We jointly predict a 3-class 90-day direction label and three continuous targets (r90’s 0.9 / 0.1 quantiles: p90 / p10, plus 30-day realized volatility σ). Labels are computed from future 90-day windows (forward log return r90, its quantiles, and σ), and direction classes are defined by thresholds on r90 (e.g., > +5% = up, < −5% = down). To prevent leakage, any feature that directly or indirectly uses future information (shifted returns, forward rolling stats, etc.) is removed. The remaining leak-free feature groups include:

  • Market / on-chain activity: volume, transaction count, fees, active addresses, UTXO stats, etc.
  • Technical indicators: EMA, MACD (and hist/signal), RSI, difficulty ribbon MAs, etc.
  • Macro signals: DXY, 10Y/2Y yields, yield spread.
  • Cyclical time features: hour/day-of-week encoded with sin/cos.

Model Architecture

  • Block: Mamba2 SSM + GatedMLP. Optionally plug in a lightweight MHSA branch every N layers to inject global context while keeping memory in check.
  • Heads: the pooled hidden state feeds (a) a 3‑class classifier and (b) a 3‑dim regression head (p90, p10, σ).
  • Loss: uncertainty‑weighted multi‑task loss with learnable log variances (log_var_cls / log_var_reg).

Example Sizes & Footprint (current codebase)

Config Layers MHSA layers Heads Params (≈) TBPTT_len Batch Peak VRAM*
Baseline (no MHSA) 4 0 3 / 3 ~6.9M 1024–2048 16 ~11–13 GB
Sparse MHSA 6 2 (every 3) 3 / 3 ~9.3M 256–1024 8–16 ~18–22 GB

*Measured on a 48 GB GPU with AMP; numbers vary with sequence length and allocator state.
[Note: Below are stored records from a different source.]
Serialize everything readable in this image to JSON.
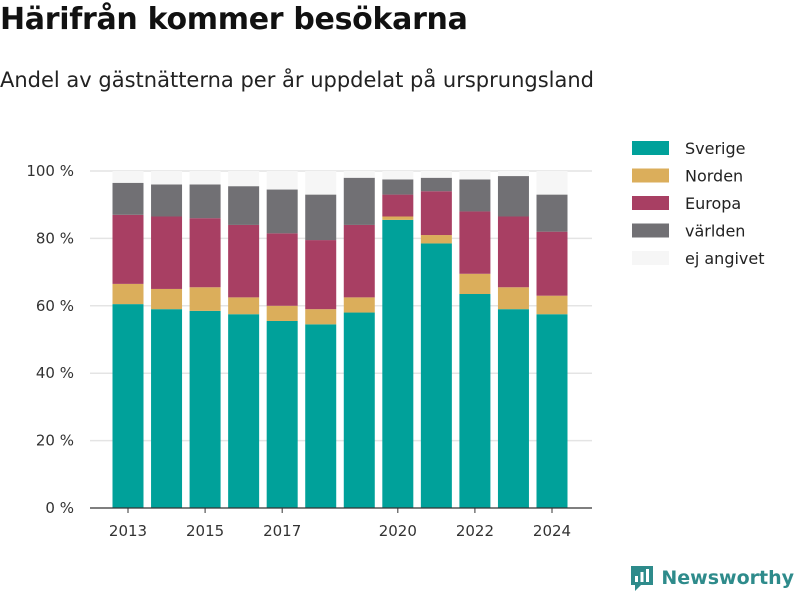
{
  "title": "Härifrån kommer besökarna",
  "subtitle": "Andel av gästnätterna per år uppdelat på ursprungsland",
  "brand": {
    "name": "Newsworthy",
    "color": "#2e8b8b"
  },
  "chart_data": {
    "type": "bar",
    "stacked": true,
    "x": [
      2013,
      2014,
      2015,
      2016,
      2017,
      2018,
      2019,
      2020,
      2021,
      2022,
      2023,
      2024
    ],
    "x_tick_labels": [
      "2013",
      "2015",
      "2017",
      "2020",
      "2022",
      "2024"
    ],
    "x_tick_values": [
      2013,
      2015,
      2017,
      2020,
      2022,
      2024
    ],
    "ylim": [
      0,
      100
    ],
    "y_ticks": [
      0,
      20,
      40,
      60,
      80,
      100
    ],
    "y_tick_labels": [
      "0 %",
      "20 %",
      "40 %",
      "60 %",
      "80 %",
      "100 %"
    ],
    "grid": true,
    "legend_position": "right",
    "series": [
      {
        "name": "Sverige",
        "color": "#00a19a",
        "values": [
          60.5,
          59,
          58.5,
          57.5,
          55.5,
          54.5,
          58,
          85.5,
          78.5,
          63.5,
          59,
          57.5
        ]
      },
      {
        "name": "Norden",
        "color": "#dbae5b",
        "values": [
          6,
          6,
          7,
          5,
          4.5,
          4.5,
          4.5,
          1,
          2.5,
          6,
          6.5,
          5.5
        ]
      },
      {
        "name": "Europa",
        "color": "#a83f63",
        "values": [
          20.5,
          21.5,
          20.5,
          21.5,
          21.5,
          20.5,
          21.5,
          6.5,
          13,
          18.5,
          21,
          19
        ]
      },
      {
        "name": "världen",
        "color": "#717074",
        "values": [
          9.5,
          9.5,
          10,
          11.5,
          13,
          13.5,
          14,
          4.5,
          4,
          9.5,
          12,
          11
        ]
      },
      {
        "name": "ej angivet",
        "color": "#f6f6f6",
        "values": [
          3.5,
          4,
          4,
          4.5,
          5.5,
          7,
          2,
          2.5,
          2,
          2.5,
          1.5,
          7
        ]
      }
    ]
  }
}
Training & Memory Management (TBPTT)

  • TBPTT: backprop every tbptt_len steps, then detach SSM / KV states to cap graph size and free old activations.
  • Stability tricks: AMP, gradient clipping, conservative warm‑up, and (if needed) a first mini‑epoch using a tiny tbptt_len to let the CUDA allocator settle.
  • LR schedule: short warm‑up (2–5%), then cosine decay to lr_min = base_lr × 1e‑4.

Hyperparameters

  • No MHSA: d_model ≈ 256, 4 layers, tbptt_len = 1k–2k, dropout ≈ 0.1, weight decay ≈ 1e‑2, LR ≈ 1e‑4 (AdamW).
  • Sparse MHSA: keep d_model similar, insert MHSA every 3–4 layers, num_heads = 4, smaller tbptt_len (256–1k), weight decay ≈ 3e‑2, LR ≈ 3e‑5–8e‑5.

Repository Structure

├── models
│   ├── blocks/
│   │   ├── mamba2_block.py
│   │   └── mamba2_enhanced_block.py
│   ├── modules/
│   │   └── multihead_attention.py
│   └── mamba2_multitask.py
├── datasets/
│   └── window_dataset.py
├── utils/
│   ├── train_val.py
│   └── misc.py
├── preprocess/
│   ├── make_labels.py
│   └── make_features.py
├── configs/
│   ├── config_baseline.py
│   └── config_mhsa.py
└── train.py

Notes

  • Always verify no future‑looking columns sneak into features.
  • CUDA OOM can still happen if tbptt_len or KV cache grows unchecked—monitor and tune.
  • If loss spikes to NaN: lower LR, tighten grad clip, or disable MHSA first.